L’uomo acquisisce la consapevolezza del proprio essere “nel” tempo la prima volta che fa esperienza della morte. La morte di una persona a noi vicina, o anche di un animale domestico, perfora il “velo di Maya” delle illusioni. Anche se questa consapevolezza deve durare il tempo di un bagliore, poiché per poter vivere – checché se ne dica – ciascuno di noi ha bisogno di alimentare la più dolce e irreale delle illusioni: pensare alla morte come se fosse una cosa a noi “estranea”, che riguarda solo gli altri. Perché questo? Il pensiero della nostra morte ci è intollerabile.
Dunque, secondo me, non tutte le illusioni vengono per nuocere; alcune sono indispensabili per vivere. Un esempio? Prendiamo Freud, uno dei tre “maestri del sospetto” (gli altri due sono Marx e Nietzsche), stando a Derrida. Dei tre è forse quello che ci va giù più duro nel condannare le illusioni. La sua intera teoria psicanalitica che cos’è se non un’illusione di controllo? Freud si è illuso di poter vivere senza illusioni rendendo l’uomo consapevole dei suoi limiti “in quanto uomo”. E che cos’è questa consapevolezza – appunto – se non un’illusione di controllo? L’illusione di chi si sente in pieno controllo del proprio destino, quando poi tutti – in cuor nostro – sappiamo bene che è il caso, il fato o Dio ad avere il controllo sulle nostre vite.
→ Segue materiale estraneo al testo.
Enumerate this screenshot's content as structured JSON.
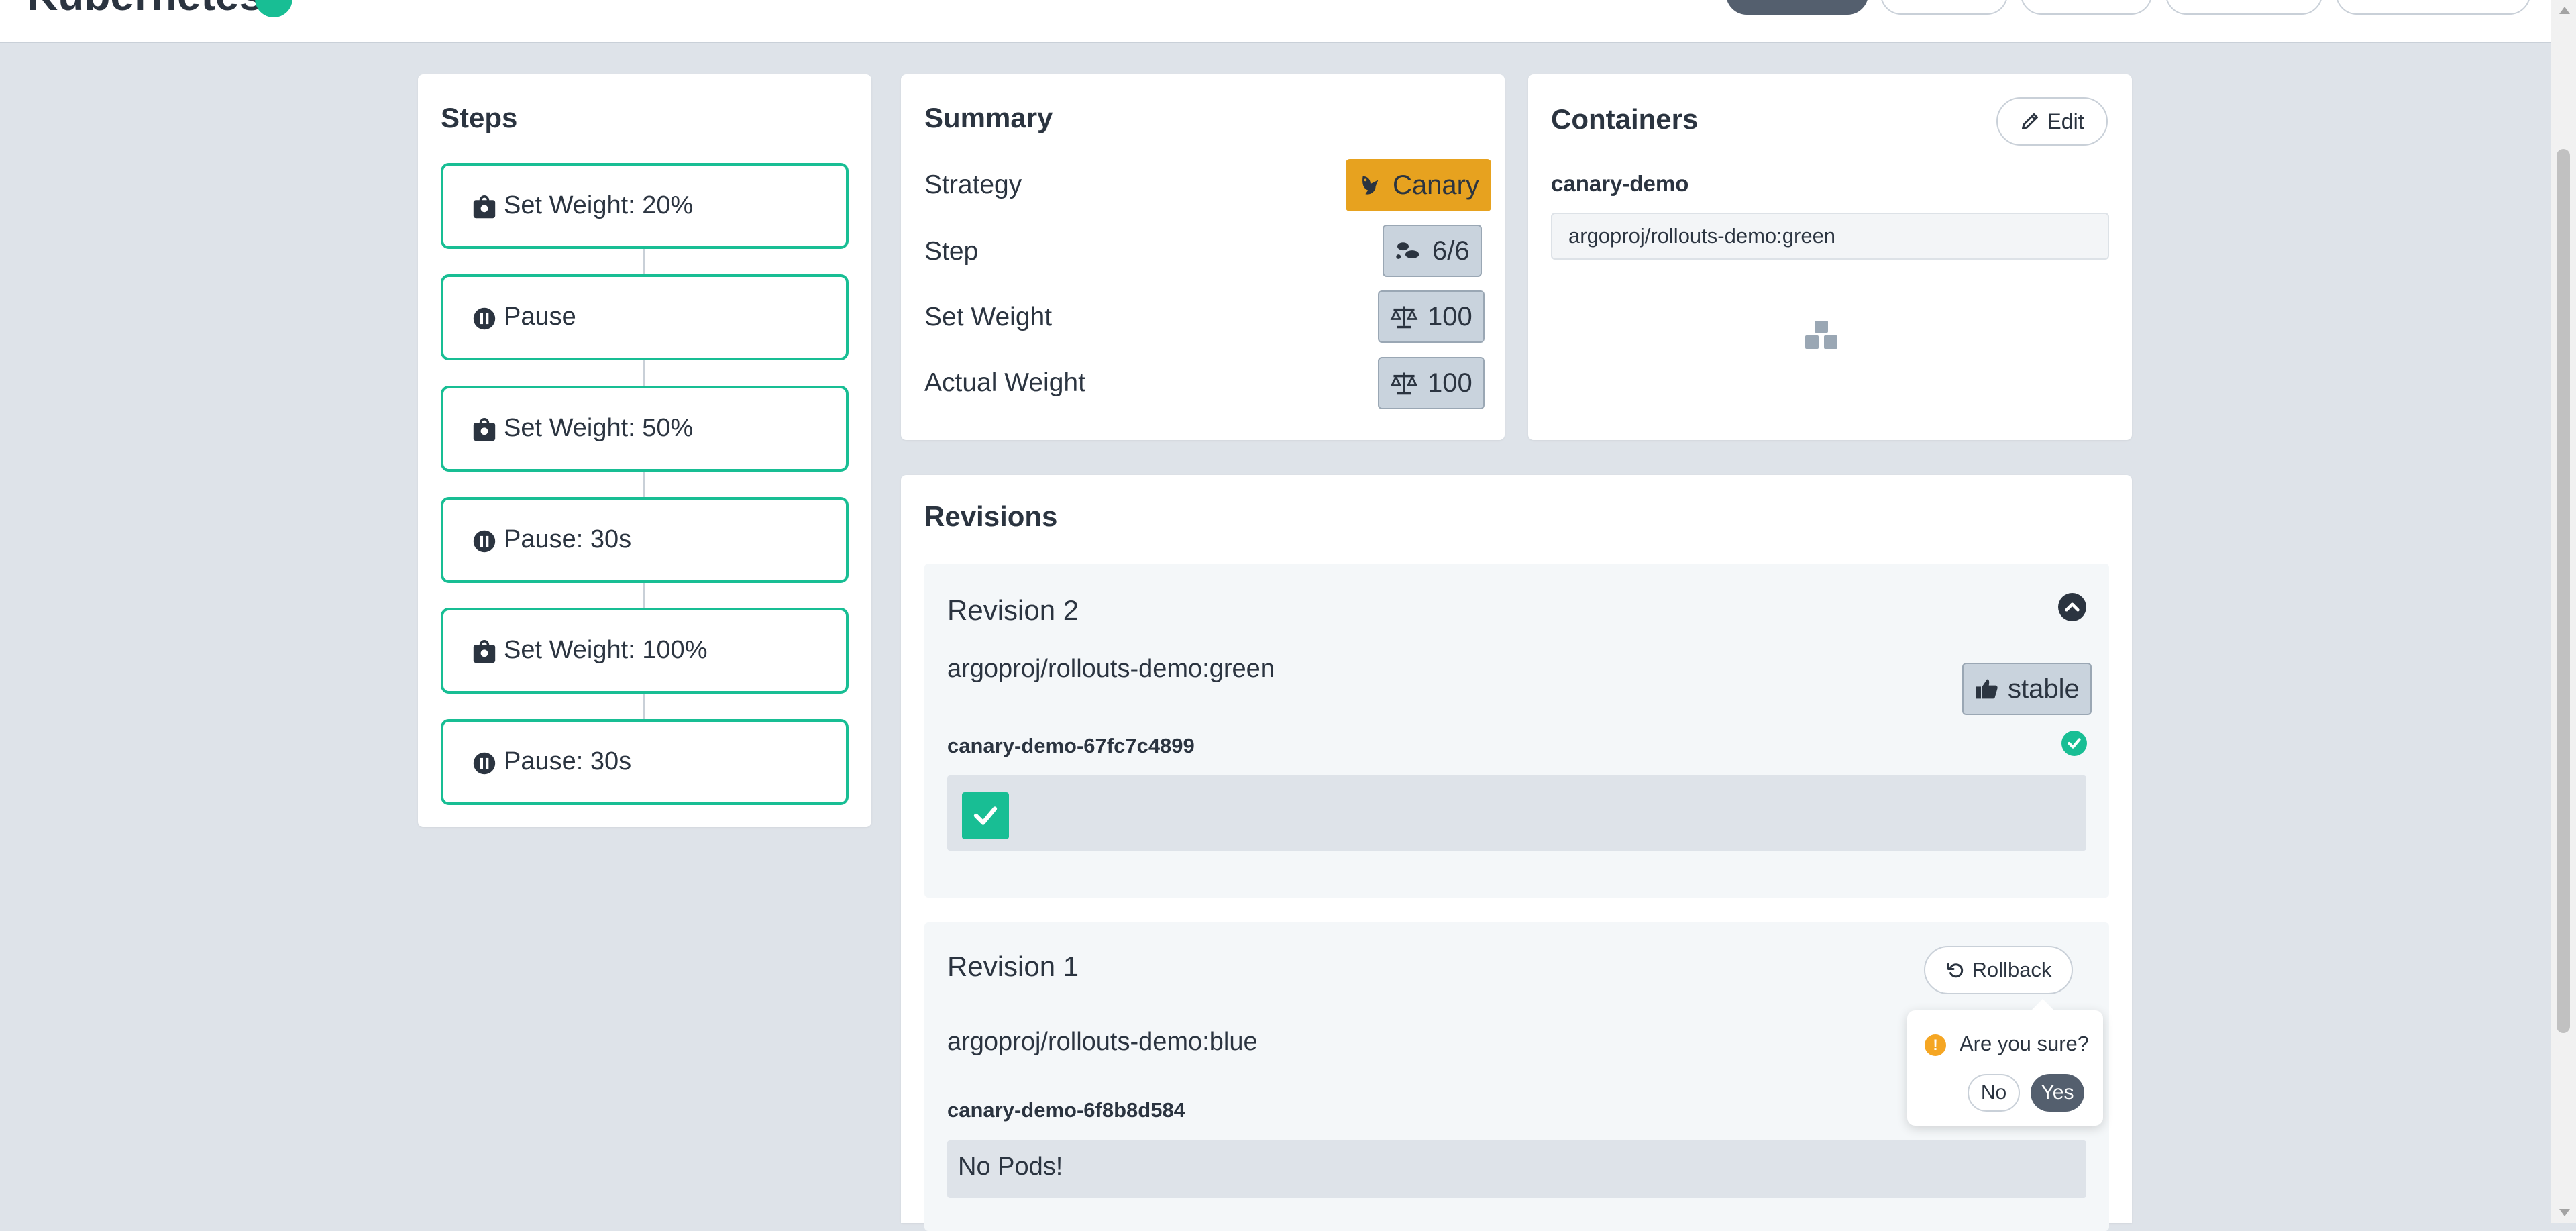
{
  "steps": {
    "title": "Steps",
    "items": [
      {
        "label": "Set Weight: 20%",
        "icon": "weight-icon"
      },
      {
        "label": "Pause",
        "icon": "pause-icon"
      },
      {
        "label": "Set Weight: 50%",
        "icon": "weight-icon"
      },
      {
        "label": "Pause: 30s",
        "icon": "pause-icon"
      },
      {
        "label": "Set Weight: 100%",
        "icon": "weight-icon"
      },
      {
        "label": "Pause: 30s",
        "icon": "pause-icon"
      }
    ]
  },
  "summary": {
    "title": "Summary",
    "strategy_label": "Strategy",
    "strategy_value": "Canary",
    "step_label": "Step",
    "step_value": "6/6",
    "set_weight_label": "Set Weight",
    "set_weight_value": "100",
    "actual_weight_label": "Actual Weight",
    "actual_weight_value": "100"
  },
  "containers": {
    "title": "Containers",
    "edit_label": "Edit",
    "name": "canary-demo",
    "image": "argoproj/rollouts-demo:green"
  },
  "revisions": {
    "title": "Revisions",
    "items": [
      {
        "title": "Revision 2",
        "image": "argoproj/rollouts-demo:green",
        "badge": "stable",
        "replicaset": "canary-demo-67fc7c4899"
      },
      {
        "title": "Revision 1",
        "image": "argoproj/rollouts-demo:blue",
        "rollback_label": "Rollback",
        "replicaset": "canary-demo-6f8b8d584",
        "pods_empty": "No Pods!"
      }
    ]
  },
  "popconfirm": {
    "message": "Are you sure?",
    "no_label": "No",
    "yes_label": "Yes"
  },
  "colors": {
    "accent": "#18be94",
    "canary": "#e7a21f",
    "background": "#dee3e9",
    "text": "#2b3440"
  }
}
E se persino Freud, il paladino dei disillusi, s’illudeva, non c’è che arrendersi all’evidenza: l’illusione ci è necessaria per non impazzire, vista la realtà fondamentalmente inaccettabile della vita, la morte. Piaccia o meno tutti abbiamo bisogno d’illuderci per non spararci un colpo in testa alla maniera di Kirillov, uno dei protagonisti dei “Demoni” di Dostoevskij. D’altronde se non ci si potesse illudere, che senso avrebbe vivere?
Inoltre, le illusioni sono anche importanti per alzare l’asticella dei propri obiettivi. A dare retta alla magra realtà, tutti ci dovremmo accontentare della solita minestra riscaldata. Ecco, le illusioni sono il pepe che dà sapore alla vita. Ovvio che ogni tanto tocca pure fare i conti con la realtà. Ma solo “ogni tanto”, troppo spesso non fa bene e, di sicuro, non aiuta.
L’eccesso è sempre sbagliato, sia esso di realtà o d’illusioni. In questo mi rifaccio ad Aristotele e predico anch’io la via mediana come la più opportuna.
Per chiudere il cerchio del mio ragionamento: la vita è troppo amara senza la dolcezza zuccherosa delle illusioni.